Integrating of Aqueous Enzymolysis with Ethanolic Ultrasonication to Ameliorate Cordycepin Content from Vietnamese Cordyceps militaris and Biological Analysis of Extracts

In this study, the employment of aqueous enzymolysis using alcalase with ethanolic ultrasonication extraction method was investigated. The cordycepin content was analyzed by using reversed‐phase high‐performance liquid chromatography with a diode array detector. The result showed that the highest cordycepin content of 0.4365±0.0309 mg/g could be obtained under extraction conditions including total enzyme volume of 240 μL, incubation time of 50 min, incubation temperature of 55 °C, and ultrasonic power of 840 W. The comparative studies of antioxidant activities of the extract were determined in terms of the DPPH free radical scavenging assay, ferric ion reducing power assay, and H2O2 scavenging assay. Additionally, the MTT assay was conducted to evaluate the anticancer activities of the extract, illustrating the cytotoxic property against Hep‐G2 cancer cells with the half‐maximal inhibitory concentration (IC50) value of 12.20±0.03 μg/mL compared to that of 0.36±0.03 μg/mL for ellipticine, MCF‐7 cancer cells with the IC50 value of 11.60±0.09 μg/mL compared to that of 0.51±0.04 μg/mL for ellipticine, and Lu cancer cells with the IC50 value of 34.50±0.25 μg/mL compared to that of 0.32±0.03 μg/mL for ellipticine.
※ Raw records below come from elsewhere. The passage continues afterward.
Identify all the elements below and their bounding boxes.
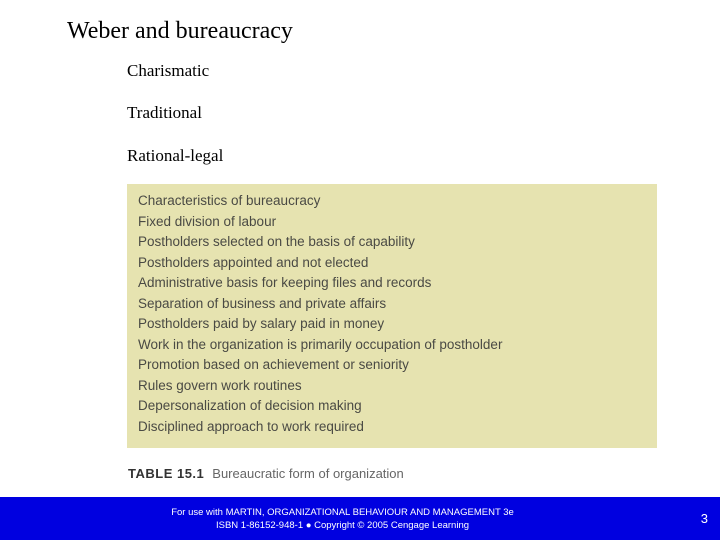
table-row: Administrative basis for keeping files and records (138, 275, 432, 290)
table-row: Disciplined approach to work required (138, 419, 364, 434)
footer-book-credit: For use with MARTIN, ORGANIZATIONAL BEHAVIOUR AND MANAGEMENT 3e (171, 507, 514, 518)
table-row: Postholders selected on the basis of capability (138, 234, 415, 249)
table-header-row: Characteristics of bureaucracy (138, 193, 321, 208)
table-caption (128, 466, 404, 482)
table-row: Promotion based on achievement or seniority (138, 357, 409, 372)
table-caption-text: Bureaucratic form of organization (212, 466, 404, 481)
table-row: Rules govern work routines (138, 378, 302, 393)
table-caption-label: TABLE 15.1 (128, 466, 205, 481)
slide-title: Weber and bureaucracy (67, 18, 293, 44)
authority-type-traditional: Traditional (127, 103, 202, 122)
authority-type-rational-legal: Rational-legal (127, 146, 224, 165)
table-row: Work in the organization is primarily occupation of postholder (138, 337, 503, 352)
footer-bar (0, 497, 720, 540)
page-number: 3 (700, 511, 708, 526)
table-row: Depersonalization of decision making (138, 398, 362, 413)
footer-copyright: ISBN 1-86152-948-1 ● Copyright © 2005 Cengage Learning (215, 520, 470, 531)
table-row: Postholders appointed and not elected (138, 255, 369, 270)
table-row: Fixed division of labour (138, 214, 277, 229)
table-row: Postholders paid by salary paid in money (138, 316, 385, 331)
bureaucracy-table (127, 184, 657, 448)
authority-type-charismatic: Charismatic (127, 61, 210, 80)
table-row: Separation of business and private affairs (138, 296, 387, 311)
This research illustrates the procedure of employing ultrasonication and enzymolysis assisted extraction method for cordycepin extraction from Vietnamese C. militaris. Various influential processing parameters such as pH, total enzyme volume, incubation time, incubation temperature, ultrasonic time, and ultrasonic power on cordycepin content were investigated to optimize the extraction process. Additionally, the extracts under optimal conditions were used to determine antioxidant and anticancer properties for futuristic uses as medicinal drugs.